The general standard of materiality contemplates a showing of substantial likelihood that under all the circumstances, a reasonable shareholder would consider the omitted facts or misstatements of fact important in deciding how to vote. The Court evaluated whether Express Scripts was entitled to exclude Chevedden's proposal under Rule 14a-8 because it contains untrue statements of material fact.
The Court accepted Express Scripts' demonstration, using its SEC filings, that Chevedden's supporting statement included misstatements. The Court held that, "when viewed in the context of soliciting votes in favor of a proposed corporate governance measure, statements in the proxy materials regarding the company's existing corporate governance practices are important to the stockholder's decision whether to vote in favor of the proposed measure." On this basis, the Court found Chevedden's misstatements to be material and not in compliance with SEC rules and regulations. Accordingly, the Court determined that the criteria for exclusion under SEC Rules 14a-8(i)(3) and 14a-9 had been met.

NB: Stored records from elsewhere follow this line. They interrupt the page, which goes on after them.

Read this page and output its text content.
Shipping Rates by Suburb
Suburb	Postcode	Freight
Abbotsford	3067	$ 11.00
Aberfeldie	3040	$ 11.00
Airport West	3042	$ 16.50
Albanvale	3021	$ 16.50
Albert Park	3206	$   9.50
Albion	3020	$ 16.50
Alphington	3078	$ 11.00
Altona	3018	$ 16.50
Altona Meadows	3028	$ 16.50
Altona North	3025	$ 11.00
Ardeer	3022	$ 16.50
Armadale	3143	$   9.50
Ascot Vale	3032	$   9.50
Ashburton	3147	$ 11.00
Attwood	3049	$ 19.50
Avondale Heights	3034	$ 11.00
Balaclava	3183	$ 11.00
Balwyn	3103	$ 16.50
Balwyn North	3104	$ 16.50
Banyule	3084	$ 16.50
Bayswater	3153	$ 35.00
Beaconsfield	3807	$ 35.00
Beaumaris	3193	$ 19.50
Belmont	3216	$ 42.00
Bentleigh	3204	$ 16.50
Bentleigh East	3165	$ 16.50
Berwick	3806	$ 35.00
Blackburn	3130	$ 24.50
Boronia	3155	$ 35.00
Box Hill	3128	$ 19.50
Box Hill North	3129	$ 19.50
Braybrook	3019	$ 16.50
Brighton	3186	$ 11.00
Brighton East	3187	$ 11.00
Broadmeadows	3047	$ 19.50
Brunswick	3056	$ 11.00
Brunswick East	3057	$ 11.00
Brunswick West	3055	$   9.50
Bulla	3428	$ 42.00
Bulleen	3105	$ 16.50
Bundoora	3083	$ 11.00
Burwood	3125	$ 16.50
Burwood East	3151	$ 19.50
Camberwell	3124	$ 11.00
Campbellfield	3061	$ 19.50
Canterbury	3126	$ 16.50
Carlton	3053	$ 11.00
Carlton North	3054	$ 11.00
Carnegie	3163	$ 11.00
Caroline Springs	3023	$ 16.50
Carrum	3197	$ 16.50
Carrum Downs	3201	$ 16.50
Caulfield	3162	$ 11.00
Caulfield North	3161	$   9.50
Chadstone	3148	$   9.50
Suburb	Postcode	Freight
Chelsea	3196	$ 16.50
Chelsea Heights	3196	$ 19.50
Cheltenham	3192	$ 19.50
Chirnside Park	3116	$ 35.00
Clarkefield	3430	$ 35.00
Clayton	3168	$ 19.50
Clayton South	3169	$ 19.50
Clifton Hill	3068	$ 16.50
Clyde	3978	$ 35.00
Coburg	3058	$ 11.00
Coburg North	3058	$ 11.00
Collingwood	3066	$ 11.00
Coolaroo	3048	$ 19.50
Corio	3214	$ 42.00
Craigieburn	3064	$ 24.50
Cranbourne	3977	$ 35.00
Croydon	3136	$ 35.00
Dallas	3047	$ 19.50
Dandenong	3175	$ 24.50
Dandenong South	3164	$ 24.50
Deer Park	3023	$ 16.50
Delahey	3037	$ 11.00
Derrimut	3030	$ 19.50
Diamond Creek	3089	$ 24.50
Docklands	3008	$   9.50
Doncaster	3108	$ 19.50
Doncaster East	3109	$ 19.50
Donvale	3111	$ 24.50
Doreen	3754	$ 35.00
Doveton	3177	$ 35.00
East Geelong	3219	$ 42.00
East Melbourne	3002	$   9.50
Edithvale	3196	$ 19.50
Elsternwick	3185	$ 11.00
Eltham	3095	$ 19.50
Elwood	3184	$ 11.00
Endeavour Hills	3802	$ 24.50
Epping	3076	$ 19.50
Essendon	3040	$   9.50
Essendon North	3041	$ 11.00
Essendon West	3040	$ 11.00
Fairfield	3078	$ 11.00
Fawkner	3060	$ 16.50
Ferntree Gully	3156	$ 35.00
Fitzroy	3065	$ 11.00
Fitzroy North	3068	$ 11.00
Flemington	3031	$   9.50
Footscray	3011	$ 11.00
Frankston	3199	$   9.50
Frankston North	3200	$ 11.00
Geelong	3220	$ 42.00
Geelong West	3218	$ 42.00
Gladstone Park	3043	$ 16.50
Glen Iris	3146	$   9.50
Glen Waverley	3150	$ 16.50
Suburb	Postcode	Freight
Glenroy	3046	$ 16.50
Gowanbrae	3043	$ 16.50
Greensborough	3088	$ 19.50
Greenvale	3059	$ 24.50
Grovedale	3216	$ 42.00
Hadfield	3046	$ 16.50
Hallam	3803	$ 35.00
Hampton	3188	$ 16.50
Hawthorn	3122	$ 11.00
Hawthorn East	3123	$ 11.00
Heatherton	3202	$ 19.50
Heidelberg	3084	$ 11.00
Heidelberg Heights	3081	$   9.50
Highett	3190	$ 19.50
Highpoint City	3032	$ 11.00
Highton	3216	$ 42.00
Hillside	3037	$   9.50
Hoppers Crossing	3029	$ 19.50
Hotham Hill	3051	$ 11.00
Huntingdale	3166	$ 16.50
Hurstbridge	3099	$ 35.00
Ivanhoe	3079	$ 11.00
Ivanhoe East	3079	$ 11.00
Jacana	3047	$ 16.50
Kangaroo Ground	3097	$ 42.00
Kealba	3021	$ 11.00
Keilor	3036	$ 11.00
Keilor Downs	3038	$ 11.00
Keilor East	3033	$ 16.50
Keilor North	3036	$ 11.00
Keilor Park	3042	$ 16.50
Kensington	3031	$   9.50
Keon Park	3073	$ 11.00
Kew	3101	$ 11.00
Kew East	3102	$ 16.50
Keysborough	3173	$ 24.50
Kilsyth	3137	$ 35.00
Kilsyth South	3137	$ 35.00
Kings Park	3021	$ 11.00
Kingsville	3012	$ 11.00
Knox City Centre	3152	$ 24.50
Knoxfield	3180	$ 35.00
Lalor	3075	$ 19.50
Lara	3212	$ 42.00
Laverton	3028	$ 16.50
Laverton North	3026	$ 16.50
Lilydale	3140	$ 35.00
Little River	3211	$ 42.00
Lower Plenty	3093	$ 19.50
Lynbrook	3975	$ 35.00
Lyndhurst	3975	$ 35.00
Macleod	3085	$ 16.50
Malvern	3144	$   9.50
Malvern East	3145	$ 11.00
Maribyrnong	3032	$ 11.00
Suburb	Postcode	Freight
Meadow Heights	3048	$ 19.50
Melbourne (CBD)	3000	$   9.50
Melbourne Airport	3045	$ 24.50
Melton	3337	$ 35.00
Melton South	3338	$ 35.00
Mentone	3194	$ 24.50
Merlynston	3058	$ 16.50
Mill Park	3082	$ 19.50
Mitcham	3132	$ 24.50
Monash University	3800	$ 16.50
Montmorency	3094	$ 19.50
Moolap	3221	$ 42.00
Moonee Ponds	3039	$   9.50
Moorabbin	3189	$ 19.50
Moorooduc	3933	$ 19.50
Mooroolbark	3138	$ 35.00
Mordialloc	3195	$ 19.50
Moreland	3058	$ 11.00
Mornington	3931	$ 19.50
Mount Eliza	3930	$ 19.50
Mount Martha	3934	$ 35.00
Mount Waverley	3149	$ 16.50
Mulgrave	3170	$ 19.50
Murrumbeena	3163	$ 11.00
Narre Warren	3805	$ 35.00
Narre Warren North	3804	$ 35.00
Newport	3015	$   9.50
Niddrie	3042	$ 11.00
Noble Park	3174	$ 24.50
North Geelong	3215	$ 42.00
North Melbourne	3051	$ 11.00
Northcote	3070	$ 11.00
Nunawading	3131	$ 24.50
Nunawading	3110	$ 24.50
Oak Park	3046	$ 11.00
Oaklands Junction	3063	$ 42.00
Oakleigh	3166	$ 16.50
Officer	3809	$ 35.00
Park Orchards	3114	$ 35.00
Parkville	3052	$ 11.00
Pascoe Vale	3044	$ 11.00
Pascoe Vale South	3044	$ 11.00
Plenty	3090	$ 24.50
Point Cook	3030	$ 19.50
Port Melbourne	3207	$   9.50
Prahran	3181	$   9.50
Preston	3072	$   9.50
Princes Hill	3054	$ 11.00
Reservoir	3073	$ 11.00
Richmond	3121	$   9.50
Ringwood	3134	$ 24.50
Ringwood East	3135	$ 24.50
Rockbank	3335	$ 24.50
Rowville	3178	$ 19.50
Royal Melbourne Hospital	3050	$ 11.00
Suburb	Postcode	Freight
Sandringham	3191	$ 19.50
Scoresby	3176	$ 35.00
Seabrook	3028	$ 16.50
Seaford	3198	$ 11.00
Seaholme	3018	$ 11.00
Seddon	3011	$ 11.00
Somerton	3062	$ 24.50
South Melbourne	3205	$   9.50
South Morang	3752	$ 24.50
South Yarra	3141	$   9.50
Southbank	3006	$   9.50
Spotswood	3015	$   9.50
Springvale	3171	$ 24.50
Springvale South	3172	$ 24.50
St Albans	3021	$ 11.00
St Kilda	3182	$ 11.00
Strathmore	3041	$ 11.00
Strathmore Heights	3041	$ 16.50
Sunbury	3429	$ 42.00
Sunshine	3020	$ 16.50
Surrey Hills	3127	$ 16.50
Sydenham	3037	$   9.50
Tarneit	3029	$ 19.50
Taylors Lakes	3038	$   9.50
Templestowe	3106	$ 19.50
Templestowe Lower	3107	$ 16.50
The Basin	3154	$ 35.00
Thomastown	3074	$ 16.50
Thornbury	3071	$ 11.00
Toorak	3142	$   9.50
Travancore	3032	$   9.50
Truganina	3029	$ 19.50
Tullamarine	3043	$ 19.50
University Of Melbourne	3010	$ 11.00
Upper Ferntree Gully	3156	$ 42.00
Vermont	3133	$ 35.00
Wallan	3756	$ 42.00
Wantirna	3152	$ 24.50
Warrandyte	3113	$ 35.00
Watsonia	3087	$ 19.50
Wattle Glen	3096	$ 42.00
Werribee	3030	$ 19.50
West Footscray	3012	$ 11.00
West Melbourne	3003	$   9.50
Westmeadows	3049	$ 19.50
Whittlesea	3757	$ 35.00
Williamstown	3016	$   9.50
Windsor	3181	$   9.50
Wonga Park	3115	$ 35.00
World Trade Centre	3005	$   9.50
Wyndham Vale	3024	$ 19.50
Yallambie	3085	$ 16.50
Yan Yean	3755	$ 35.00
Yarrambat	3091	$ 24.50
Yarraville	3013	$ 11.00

Furthermore, the Court held that the only proposal properly before the Court was the original November 11, 2013 proposal, citing SEC Staff Legal Bulletin No. 14F at D.2 ("[i]f a shareholder submits revisions to a proposal after the deadline for receiving proposals under Rule 14a-8(e), the company is not required to accept the revisions."). However, the Court noted that even if Chevedden's revised proposal were considered timely, it still included substantial misstatements that would have permitted Express Scripts to exclude the revised proposal under Rules 14a-8 and 14a-9.

Practical Implications

The Express Scripts v. Chevedden decision is notable as the Court made a substantive determination concerning the materiality of supporting statements for shareholder proposals. The SEC's Division of Corporation Finance has not always granted no-action relief to companies trying to exclude shareholder proposals (particularly proposals by the same proponent) on the same substantive basis. While the process of seeking relief through court action may be more costly, the ability to obtain a more favorable result may be of some appeal to companies.